When defining business events, it was said that such atomic event types do not necessarily keep the object base in a consistent state. For this purpose, we need consistent event type. Assume for example a Mail Course Company, students are only of interest to the company as long as they are enrolled for a particular course. As a result, students must mandatorily be enrolled for a course. The object model for the Mail Course Company contains an object type student and an object type enrolment. Atomic Event types are (a.o.) enrol and cr_student, end_enrolment, end_student. The mandatory nature of the association between student and enrolment (each student must be enrolled at any time) implies that when a student is created, an enrolment must be created as well. Similarly, when the last enrolment is ended, either the student must be enrolled for a new course or the student must be ended as well.
Ensuring this type of consistency gives rise to the definition of consistent event types that are the grouping of atomic event types. Before and after the occurrence of a consistent event, the database must be in a consistent state, this is, a state where all constraints are satisfied.
An other reason to group events is the definition of units of work or tasks. For example, let us assume an enterprise model for Hotel Administration with object types customer and stay. It is most likely that new customers will be registered when they arrive at the hotel for their first stay. Therefore the grouping of the event types and create_customer and create_stay is an example of a useful work unit or task.
The input subsystem can thus be conceived as a set of successive layers. At the lowest level are the atomic event types that have been defined in the enterprise model. The second level groups these atomic event types to consistent event types where necessary. Finally, at the highest level are the tasks, which can in turn be decomposed into subtask. The lowest level tasks are composed of one possibly more consistent events. In order to ensure consistency, only consistent events should be available to tasks.

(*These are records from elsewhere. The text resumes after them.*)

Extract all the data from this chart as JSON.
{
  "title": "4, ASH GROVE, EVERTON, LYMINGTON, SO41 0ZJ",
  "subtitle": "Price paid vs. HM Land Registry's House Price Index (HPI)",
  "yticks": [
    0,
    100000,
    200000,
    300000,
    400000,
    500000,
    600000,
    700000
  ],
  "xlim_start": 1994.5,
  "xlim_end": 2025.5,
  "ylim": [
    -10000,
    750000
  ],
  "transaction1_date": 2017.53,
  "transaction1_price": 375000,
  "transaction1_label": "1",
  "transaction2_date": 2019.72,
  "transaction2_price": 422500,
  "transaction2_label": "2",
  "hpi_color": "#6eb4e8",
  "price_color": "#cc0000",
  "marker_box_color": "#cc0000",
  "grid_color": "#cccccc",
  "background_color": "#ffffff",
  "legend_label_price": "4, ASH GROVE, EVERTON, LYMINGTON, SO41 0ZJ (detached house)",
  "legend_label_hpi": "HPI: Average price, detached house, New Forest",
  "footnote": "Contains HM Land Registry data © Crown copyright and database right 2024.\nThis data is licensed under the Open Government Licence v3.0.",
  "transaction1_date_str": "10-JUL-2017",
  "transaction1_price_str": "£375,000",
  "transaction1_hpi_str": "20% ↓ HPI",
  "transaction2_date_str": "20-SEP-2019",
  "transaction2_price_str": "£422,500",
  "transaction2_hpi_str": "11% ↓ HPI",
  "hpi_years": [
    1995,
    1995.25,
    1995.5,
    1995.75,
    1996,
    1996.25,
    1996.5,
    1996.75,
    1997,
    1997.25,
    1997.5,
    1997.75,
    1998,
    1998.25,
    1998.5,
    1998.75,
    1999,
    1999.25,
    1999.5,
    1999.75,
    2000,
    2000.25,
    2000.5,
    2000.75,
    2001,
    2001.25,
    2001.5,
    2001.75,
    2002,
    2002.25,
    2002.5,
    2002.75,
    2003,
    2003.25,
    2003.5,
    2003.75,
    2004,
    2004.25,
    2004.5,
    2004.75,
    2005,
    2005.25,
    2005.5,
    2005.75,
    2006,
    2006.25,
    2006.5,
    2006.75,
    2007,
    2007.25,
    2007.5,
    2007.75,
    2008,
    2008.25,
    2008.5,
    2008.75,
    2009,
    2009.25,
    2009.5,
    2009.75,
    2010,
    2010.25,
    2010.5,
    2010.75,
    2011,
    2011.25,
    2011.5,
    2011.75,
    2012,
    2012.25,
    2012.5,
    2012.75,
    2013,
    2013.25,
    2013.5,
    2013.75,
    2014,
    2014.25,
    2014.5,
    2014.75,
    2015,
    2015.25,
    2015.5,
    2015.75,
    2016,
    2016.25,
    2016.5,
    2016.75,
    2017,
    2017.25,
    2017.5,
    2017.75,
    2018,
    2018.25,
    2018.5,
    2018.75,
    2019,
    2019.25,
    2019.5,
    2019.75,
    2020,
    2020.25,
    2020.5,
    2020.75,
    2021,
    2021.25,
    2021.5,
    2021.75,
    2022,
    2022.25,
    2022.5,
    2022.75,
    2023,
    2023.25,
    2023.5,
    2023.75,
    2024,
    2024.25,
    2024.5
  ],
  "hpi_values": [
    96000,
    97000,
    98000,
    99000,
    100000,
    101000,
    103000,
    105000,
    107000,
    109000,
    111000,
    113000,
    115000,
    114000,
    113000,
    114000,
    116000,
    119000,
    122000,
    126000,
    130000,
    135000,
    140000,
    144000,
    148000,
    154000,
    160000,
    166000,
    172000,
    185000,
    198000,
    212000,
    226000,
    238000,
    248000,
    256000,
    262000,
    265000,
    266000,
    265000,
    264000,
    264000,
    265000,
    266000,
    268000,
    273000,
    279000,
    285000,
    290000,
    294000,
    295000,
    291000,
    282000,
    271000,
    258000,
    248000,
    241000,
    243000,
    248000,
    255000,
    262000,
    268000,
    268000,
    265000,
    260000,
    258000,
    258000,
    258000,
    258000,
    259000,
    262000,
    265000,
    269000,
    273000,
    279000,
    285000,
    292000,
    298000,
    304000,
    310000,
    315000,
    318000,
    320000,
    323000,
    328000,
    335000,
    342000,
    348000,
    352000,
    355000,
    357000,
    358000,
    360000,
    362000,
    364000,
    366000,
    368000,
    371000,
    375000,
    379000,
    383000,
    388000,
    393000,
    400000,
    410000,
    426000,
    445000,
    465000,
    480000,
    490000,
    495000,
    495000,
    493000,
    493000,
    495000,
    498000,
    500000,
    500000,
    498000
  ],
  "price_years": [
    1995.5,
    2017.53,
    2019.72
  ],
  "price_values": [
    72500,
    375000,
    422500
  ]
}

When the work organisation changes, events will be grouped differently. This only affects the input subsystem and not the output subsystem, nor the enterprise model.

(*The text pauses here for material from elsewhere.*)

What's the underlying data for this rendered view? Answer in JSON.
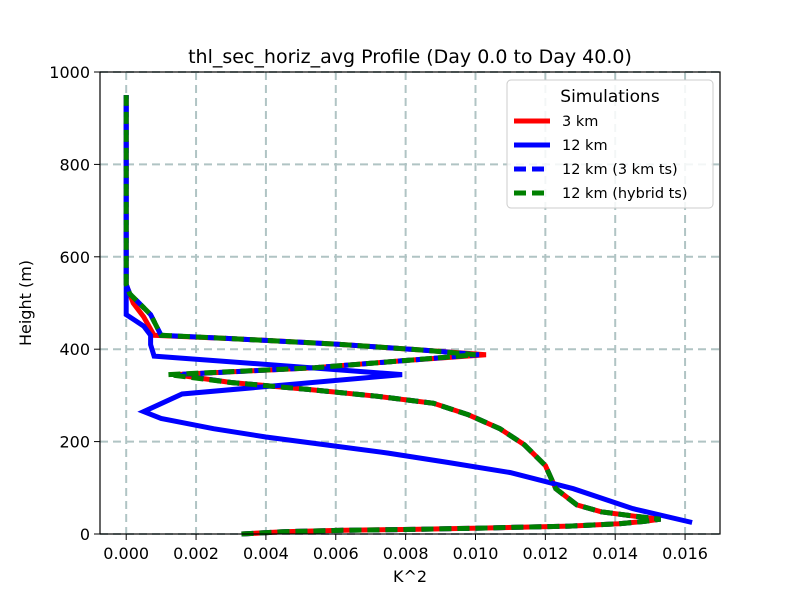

The implementation of business processes as sets of interrelated manual and automated tasks is in itself a complex matter that falls outside the scope of this paper. We therefor simplified the presentation and defined functions as being either an input or an output service. An other way to classify functions is to consider the initiator of the functions: services can be user-initiated or they can be automatically triggered by an internal condition in the system. Still an other classification is the batch or on-line scheduling of functions. Obviously, for complex business processes, the distinction between input and output functions only might be too simple. Often workflow systems are a mix of strongly related input and output facilities. In [2] a more complete classification scheme is given: tasks are classified along three dimensions: task initiative, task content and task performance.
Conclusion
In this paper it was argued that joint participation to common business events is a communication mechanism that is better suited for business modelling purposes than message passing. We have shown how business events can be used as basic building blocks for the development of an input subsystem: task can be defined as aggregates of business events. In addition, this ensures a flexible system architecture: when work organisation changes, it suffices to define new groups of events corresponding to the newly defined tasks.